When to File for Personal Bankruptcy wrote:
Wed, 01/11/2012 - 17:02 Comment #: 2[...] get something out of the loan, most likely the car for which they lent you the cash.Source: momvesting.com Tags: Bankruptcy, bankruptcy office, information, personal loan after bankruptcy, unsecured [...]
Secured vs Unsecured Debt in a Chapter 7 Bankruptcy.wmv & wrote:
Tue, 01/17/2012 - 23:58 Comment #: 3[...] Why “secured,” you might ask? Because if you were to stop paying that debt, the bank or lender could come collect the physical property associated with the owed money. In other words, if one stops making a car payment, eventually the bank will come knocking, wanting something for the money they lent; it’s secured in that, in theory, if they can’t get the money owed, they’ll get something out of the loan, most likely the car for which they lent you the cash.Source: momvesting.com [...]
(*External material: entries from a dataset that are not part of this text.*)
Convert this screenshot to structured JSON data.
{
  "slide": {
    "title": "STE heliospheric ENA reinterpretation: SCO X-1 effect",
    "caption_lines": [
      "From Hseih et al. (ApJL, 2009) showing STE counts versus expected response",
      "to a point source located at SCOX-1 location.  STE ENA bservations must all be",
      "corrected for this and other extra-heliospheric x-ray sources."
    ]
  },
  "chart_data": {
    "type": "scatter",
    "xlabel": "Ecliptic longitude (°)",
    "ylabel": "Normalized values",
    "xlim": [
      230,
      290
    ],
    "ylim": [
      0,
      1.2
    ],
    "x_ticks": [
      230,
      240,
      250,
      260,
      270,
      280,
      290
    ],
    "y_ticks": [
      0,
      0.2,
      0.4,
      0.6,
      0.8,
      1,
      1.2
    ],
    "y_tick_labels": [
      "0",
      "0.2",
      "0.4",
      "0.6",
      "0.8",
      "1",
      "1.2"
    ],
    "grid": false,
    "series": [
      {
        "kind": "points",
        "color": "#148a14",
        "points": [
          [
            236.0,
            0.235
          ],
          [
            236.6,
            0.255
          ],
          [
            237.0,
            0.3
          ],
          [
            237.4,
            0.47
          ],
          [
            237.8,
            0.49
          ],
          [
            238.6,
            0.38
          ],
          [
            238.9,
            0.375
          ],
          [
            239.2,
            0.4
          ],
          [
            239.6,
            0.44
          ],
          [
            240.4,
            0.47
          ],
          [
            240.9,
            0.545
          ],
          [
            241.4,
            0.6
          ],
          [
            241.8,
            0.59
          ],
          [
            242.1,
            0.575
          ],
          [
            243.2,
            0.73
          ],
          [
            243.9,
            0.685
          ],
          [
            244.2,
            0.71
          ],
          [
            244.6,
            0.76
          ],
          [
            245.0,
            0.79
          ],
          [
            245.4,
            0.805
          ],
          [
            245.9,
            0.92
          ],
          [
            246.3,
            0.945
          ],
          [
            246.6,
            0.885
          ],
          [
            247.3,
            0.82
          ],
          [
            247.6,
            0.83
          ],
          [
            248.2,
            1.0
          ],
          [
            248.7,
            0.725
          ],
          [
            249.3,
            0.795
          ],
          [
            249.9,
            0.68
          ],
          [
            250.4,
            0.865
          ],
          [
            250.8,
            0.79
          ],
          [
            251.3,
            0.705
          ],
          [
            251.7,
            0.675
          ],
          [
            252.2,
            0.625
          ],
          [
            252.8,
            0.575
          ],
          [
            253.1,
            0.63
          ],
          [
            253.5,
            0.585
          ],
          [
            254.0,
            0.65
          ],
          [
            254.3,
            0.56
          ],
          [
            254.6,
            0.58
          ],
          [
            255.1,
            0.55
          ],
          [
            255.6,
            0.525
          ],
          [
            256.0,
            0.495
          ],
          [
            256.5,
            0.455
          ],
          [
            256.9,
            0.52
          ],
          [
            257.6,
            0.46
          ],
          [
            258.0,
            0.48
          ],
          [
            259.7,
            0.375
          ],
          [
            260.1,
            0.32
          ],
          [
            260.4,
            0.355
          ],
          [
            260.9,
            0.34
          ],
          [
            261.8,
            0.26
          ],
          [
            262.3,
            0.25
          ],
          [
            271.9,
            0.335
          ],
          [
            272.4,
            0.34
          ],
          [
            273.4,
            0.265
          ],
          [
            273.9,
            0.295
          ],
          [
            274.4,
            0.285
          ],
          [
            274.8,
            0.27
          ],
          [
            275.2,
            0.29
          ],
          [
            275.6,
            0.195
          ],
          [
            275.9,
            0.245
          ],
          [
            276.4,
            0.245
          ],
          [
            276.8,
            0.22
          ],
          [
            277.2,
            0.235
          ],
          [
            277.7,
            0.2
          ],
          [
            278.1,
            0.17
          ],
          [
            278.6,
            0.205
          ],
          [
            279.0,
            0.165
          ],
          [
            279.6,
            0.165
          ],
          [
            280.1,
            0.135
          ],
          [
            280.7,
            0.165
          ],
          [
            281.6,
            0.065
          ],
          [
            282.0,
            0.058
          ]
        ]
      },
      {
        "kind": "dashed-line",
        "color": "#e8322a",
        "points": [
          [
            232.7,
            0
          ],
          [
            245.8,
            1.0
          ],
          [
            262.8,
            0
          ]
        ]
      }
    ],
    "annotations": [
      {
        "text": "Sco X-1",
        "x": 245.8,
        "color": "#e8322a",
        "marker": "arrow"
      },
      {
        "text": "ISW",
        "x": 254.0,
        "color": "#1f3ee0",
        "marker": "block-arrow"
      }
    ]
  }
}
Financial Mistakes: Rolling Unsecured Debt into Your Home Lo wrote:
Tue, 01/31/2012 - 12:15 Comment #: 4[...] few weeks ago, we introduced the terms unsecured and secured credit. Melinda did a great job of defining the terms in her "Simple Does It" series, and now that we have [...]
Liz wrote:
Wed, 03/28/2012 - 03:35 Comment #: 5Choosing between those two options on debts, i would prefer applying on the secured one because if ever I will not be able to pay my loan in the due date they have given me at least the asset I have applied on the loan.